Si nous nais­sons pau­vres, c’est de notre activ­ité que nous
devons atten­dre le bien-être ; si nous sommes rich­es dès
le berceau, de pru­dentes spécu­la­tions nous assureront la
con­ti­nu­ité de notre priv­ilège. D’une façon comme
de l’autre notre devise sera : « Cha­cun pour soi ! »
et nos moyens d’ac­tion devront, avant toute autre chose, porter
préju­dice à notre prochain, car celui-ci pour­rait nous
nuire à son tour si nous ne pre­nions pas la précaution
de nous méfi­er de lui.
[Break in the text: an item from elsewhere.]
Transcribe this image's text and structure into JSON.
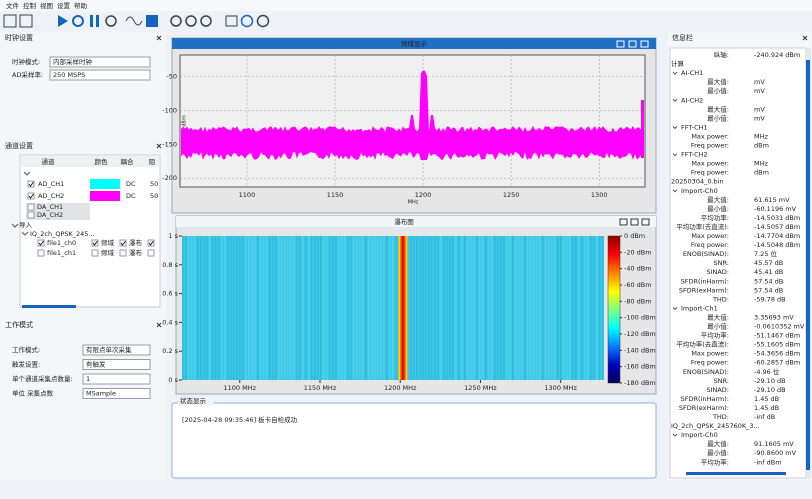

Trop faible pour lut­ter, trop
dés­in­téressé pour s’acharn­er après un
bon­heur incom­plet, mesquin et ne voulant pas végéter
dans une sit­u­a­tion dou­teuse à la mer­ci de tous les abus et de
toutes les infamies, nous suc­com­bons et il ne nous reste que
l’hôpi­tal, la stran­gu­la­tion ou l’as­phyx­ie, à moins que
la guil­lo­tine ne se charge de la besogne.

C’est à donner
l’en­vie de s’aller ter­rer au fond d’un trou comme une taupe, de vivre
absol­u­ment isolé, en sauvage, loin du com­merce des hommes ;
de fuir ces milieux empestés, ces civil­i­sa­tions pour­ries où
la mis­ère et la débauche sévis­sent atrocement,
où la dépra­va­tion et le crime ont atteint leur
parox­ysme. Mais, hélas ! cette ressource suprême
n’est pas même per­mise, car n’im­porte en quel endroit caché
s’en­fouirait-on, irait-on même se per­dre dans les plus
ténébreuses brous­sailles qu’il faudrait se conformer
aux lois que la civil­i­sa­tion étend autour de nous comme un
filet inextricable.

Ce sont là les
idées qui vous hantent lorsque votre occu­pa­tion journalière
vous laisse quelques instants de répit et les livres que vous
lisez ne vous dis­ent pas autre chose, mais ils vous font désirer
une ère plus juste et plus sere­ine. Aux champs, au bureau, à
l’ate­lier, cha­cun se plaint de la vie et votre parole les réconforte
en leur con­seil­lant non la résig­na­tion, mais l’é­tude et
l’affranchissement.

Un matin, cependant,
votre domi­cile est envahi, vos meubles. saccagés, vos armoires
boulever­sées, vos livres sont à terre, pèle-mêle,
vos papiers intimes emportés et vous-même êtes
emmenés. On vous incar­cère pour vos idées
sub­ver­sives : c’est la société qui se défend !

Et ce n’est pas pour
rire, soyez-en cer­tains ! Quelques mois seule­ment nous séparent
de ces journées où la société
perqui­si­tion­nait deux mille domi­ciles dans la même matinée.
Pen­dant toute une année, on arrê­tait ain­si au hasard et
de nom­breux indi­vidus firent inno­cem­ment plusieurs mois de détention.
La société ne les relaxa que lorsqu’elle fut convaincue
qu’il était impos­si­ble de les exter­min­er sans dan­ger pour
elle. D’autres furent relégués pour une sim­ple parole,
pour un cri, pour une appro­ba­tion ; un peu plus tard, des
gardes-chiourme les mas­sacrèrent. C’é­tait la société
qui se défendait !

Partout où des
hommes péris­sent de mis­ère, où des enfants
meurent de froid, où des cachots ensevelis­sent des penseurs,
où des tètes tombent sous le couperet des échafauds ;
partout où des mères et des épous­es sanglotent,
partout où règ­nent le crime et la dévastation,
les drag­onnades, la Saint-Barthéle­my, l’Inquisition :
c’est la société qui se défend !

Toutes les atrocités,
toutes les igno­minies, toutes les hor­reurs ont ce trou­blant prétexte.
Qu’un Napoléon III com­mette un Deux-Décem­bre, qu’un
Thiers organ­ise une hécatombe comme celle de la Semaine
sanglante en mai 1871, qu’un gou­verne­ment com­mande une fusillade
comme celle de Four­mies où des enfants tombent percés
par les balles, c’est la société qui se défend !

Et l’on s’étonne
que des indi­vidus se défend­ent con­tre la société !

– O –

Lamen­nais dis­ait, en la
pré­face de ses émou­vantes Paroles d’un croy­ant :

« Lorsque
ceux qui abusent de la puis­sance auront passé devant vous
comme la boue des ruis­seaux en un jour d’or­age, alors vous
com­pren­drez que le bien seul est durable ! » Cette
prophétie s’ac­com­pli­ra, non mal­gré, mais à
cause
des per­sé­cu­tions et des massacres.